Laplacian Autoencoders for Learning Stochastic Representations
This work addresses the need for reliable uncertainty estimates in representation learning, which is crucial for evaluating stability in applications like data analysis and machine learning, though it appears incremental as it builds on existing autoencoder methods.
The authors tackled the problem of poorly calibrated uncertainty estimates in unsupervised representation learning by introducing a Bayesian autoencoder trained with a novel variational lower-bound and a scalable Hessian approximation, resulting in well-calibrated uncertainties and improved performance on downstream tasks.
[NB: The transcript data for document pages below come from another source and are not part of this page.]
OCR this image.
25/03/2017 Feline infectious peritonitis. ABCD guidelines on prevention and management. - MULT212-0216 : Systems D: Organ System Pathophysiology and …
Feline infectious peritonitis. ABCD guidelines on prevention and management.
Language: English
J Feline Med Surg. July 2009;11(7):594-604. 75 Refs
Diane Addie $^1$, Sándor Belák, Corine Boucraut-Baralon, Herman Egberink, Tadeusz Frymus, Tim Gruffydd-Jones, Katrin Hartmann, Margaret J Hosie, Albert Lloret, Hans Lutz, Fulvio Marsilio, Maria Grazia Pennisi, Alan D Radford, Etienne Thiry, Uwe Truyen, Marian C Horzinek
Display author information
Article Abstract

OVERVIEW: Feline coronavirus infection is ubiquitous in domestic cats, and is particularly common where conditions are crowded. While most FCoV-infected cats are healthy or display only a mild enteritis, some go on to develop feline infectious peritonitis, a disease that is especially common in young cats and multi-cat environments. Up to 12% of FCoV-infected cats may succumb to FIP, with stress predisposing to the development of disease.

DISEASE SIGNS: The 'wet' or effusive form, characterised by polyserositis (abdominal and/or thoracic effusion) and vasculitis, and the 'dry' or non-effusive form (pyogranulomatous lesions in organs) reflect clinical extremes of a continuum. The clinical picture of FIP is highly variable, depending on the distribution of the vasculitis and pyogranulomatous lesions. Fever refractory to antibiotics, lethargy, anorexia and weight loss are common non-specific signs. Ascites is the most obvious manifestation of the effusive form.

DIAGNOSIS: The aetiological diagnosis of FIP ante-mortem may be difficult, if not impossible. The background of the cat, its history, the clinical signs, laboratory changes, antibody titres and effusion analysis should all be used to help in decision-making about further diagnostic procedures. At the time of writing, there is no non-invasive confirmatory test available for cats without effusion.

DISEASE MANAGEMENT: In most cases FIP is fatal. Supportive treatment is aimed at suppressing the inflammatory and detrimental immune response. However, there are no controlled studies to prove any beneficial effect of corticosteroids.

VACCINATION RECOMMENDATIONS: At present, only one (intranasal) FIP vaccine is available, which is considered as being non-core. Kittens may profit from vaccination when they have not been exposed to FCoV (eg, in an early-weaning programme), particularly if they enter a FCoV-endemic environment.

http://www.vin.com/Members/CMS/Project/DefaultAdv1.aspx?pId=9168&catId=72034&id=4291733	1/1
Established methods for unsupervised representation learning such as variational autoencoders produce none or poorly calibrated uncertainty estimates making it difficult to evaluate if learned representations are stable and reliable. In this work, we present a Bayesian autoencoder for unsupervised representation learning, which is trained using a novel variational lower-bound of the autoencoder evidence. This is maximized using Monte Carlo EM with a variational distribution that takes the shape of a Laplace approximation. We develop a new Hessian approximation that scales linearly with data size allowing us to model high-dimensional data. Empirically, we show that our Laplacian autoencoder estimates well-calibrated uncertainties in both latent and output space. We demonstrate that this results in improved performance across a multitude of downstream tasks.